Кондрашовские балагурные речи вначале кажутся пустяковыми, зряшными. И будь это кто другой, нестоящий человек — не стали бы и слушать, чтобы греха не нажить. А раз Кондратов сказал, значит, надо подумать, что к чему. Так трудовая слава прокладывала дорогу и делу пропагандисте.
А дальше все пошло, как обычно: беседы на работе, в кружках, чтение листовок, газет, с великим трудом добываемых Кондрашовым.
У Савки здесь к его прежней обязанности — разбрасывать листовки — прибавилась новая: связиста.
Быть связистом между подпольными группами соседних шахт не мудрое будто дело: снеси куда надо пакет и передай из рук в руки.

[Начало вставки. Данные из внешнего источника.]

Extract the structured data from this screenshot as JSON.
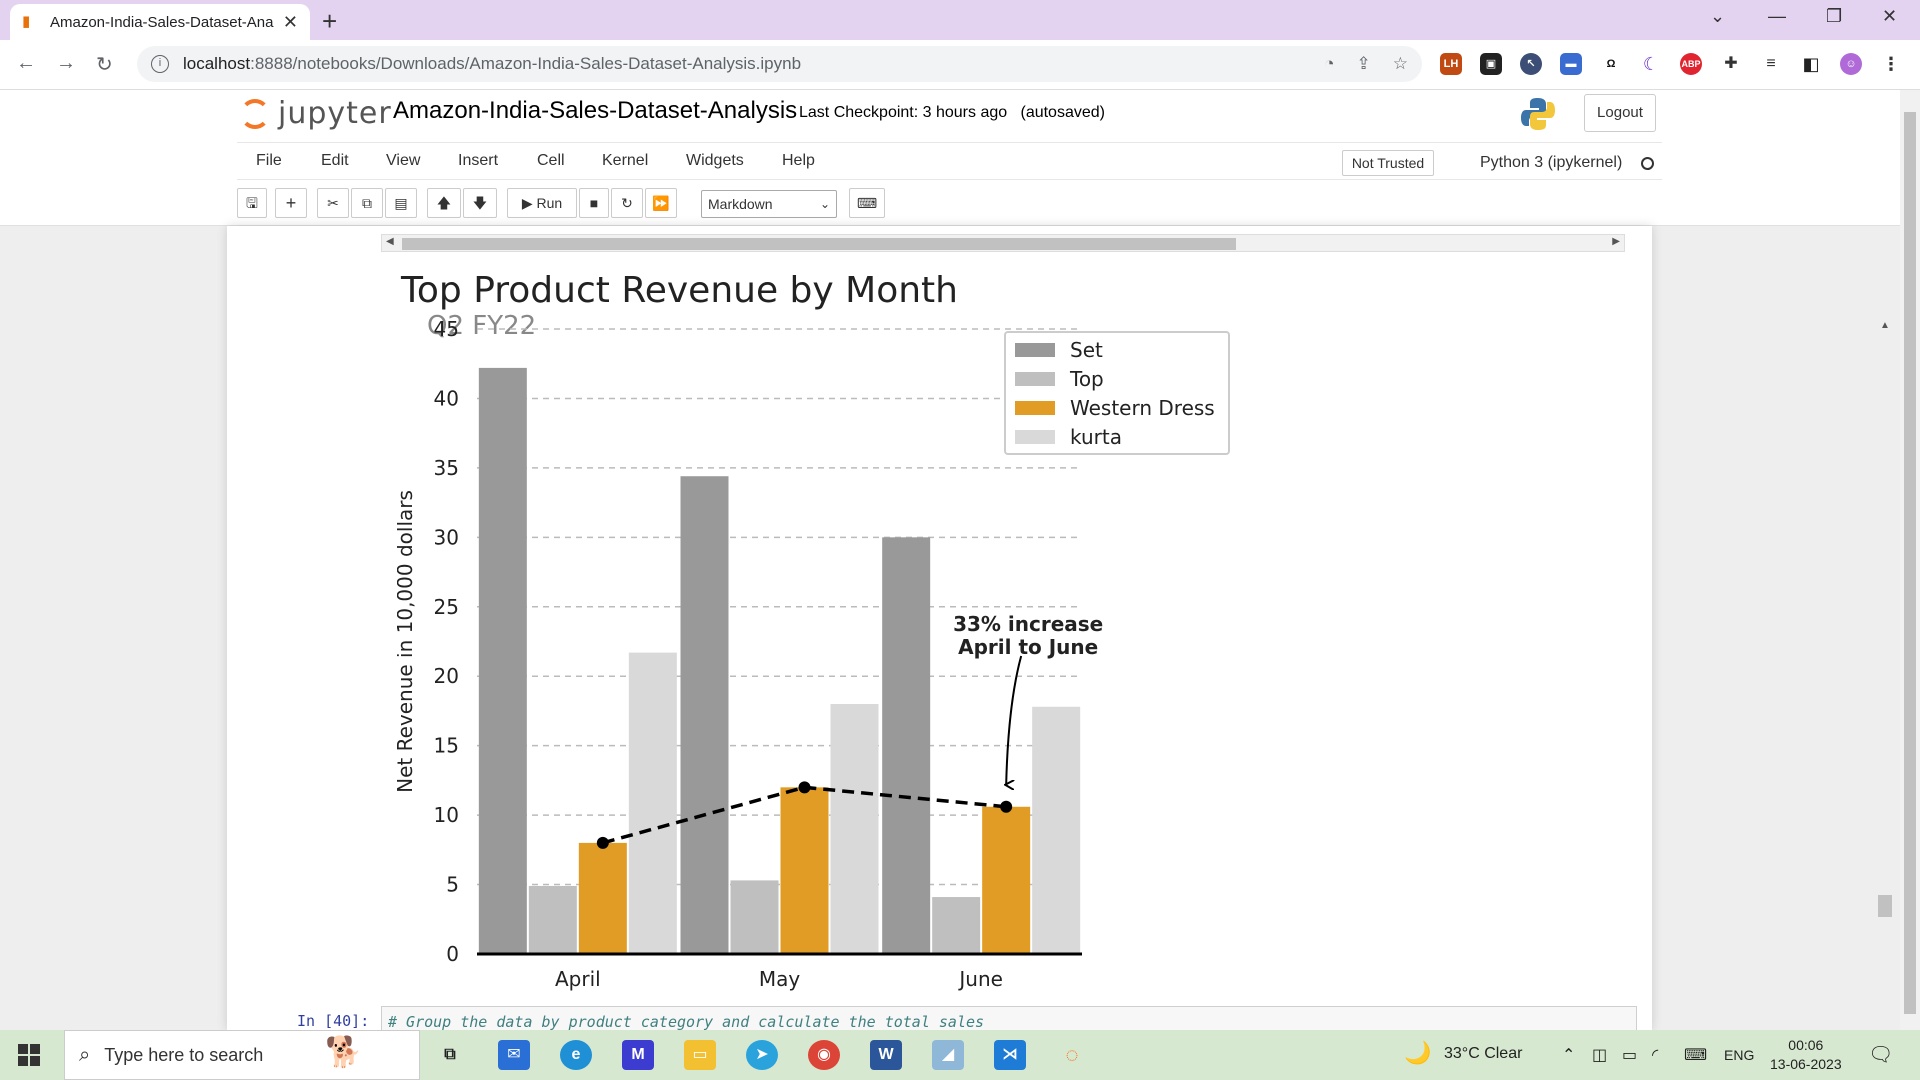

Но вот на другой шахте гонец попался на глаза чужому начальству. Много есть примет, по каким можно догадаться, что парень-то не свой. И наметанный глаз начальника сразу нацеливается на Савку: кто, зачем?
Но Савка не ждет этих вопросов, он идет прямо на начальника и, сняв шапку и почтительно глядя в глаза, начинает нарочито корявым языком излагать свою просьбу о какой ни на есть работенке…
Работенки, разумеется, не оказывается, и, досадливо отмахнувшись от просителя, успокоившееся начальство продолжает свой путь. Простодушное деревенское лицо парня долго еще сохраняет огорченное выражение.
Заодно с лицом играют и ноги, еле плетясь походкой разочарованного человека, обманутого в своих ожиданиях.
Савкой все перестают интересоваться. Много таких бывает на шахтах теперь: всех не перечесть. И в унылом одиночестве он покидает шахту.
Выйдя в безопасную зону, за поселок, Савка меняет и лицо и походку и мчится домой во весь дух.
Дома он изображает происшествие в лицах, и все окружающие, включая и Кондрашова, покатываются со смеху.
А однажды Савка отличился и дома: подсунул письмо с угрозами самому подрядчику в дверь и ушел незамеченным..
Одним словом, на деле он оказался не так прост, как с виду, а вид честно служил ему защитой.
Подрос малый, возмужал. Двадцатый год ему идет. И хоть с лица не особо красив, а все же парень ничего себе, ладный, крепкий, плечистый. Молотобойная-то работа плечики расправляет в лучшем виде!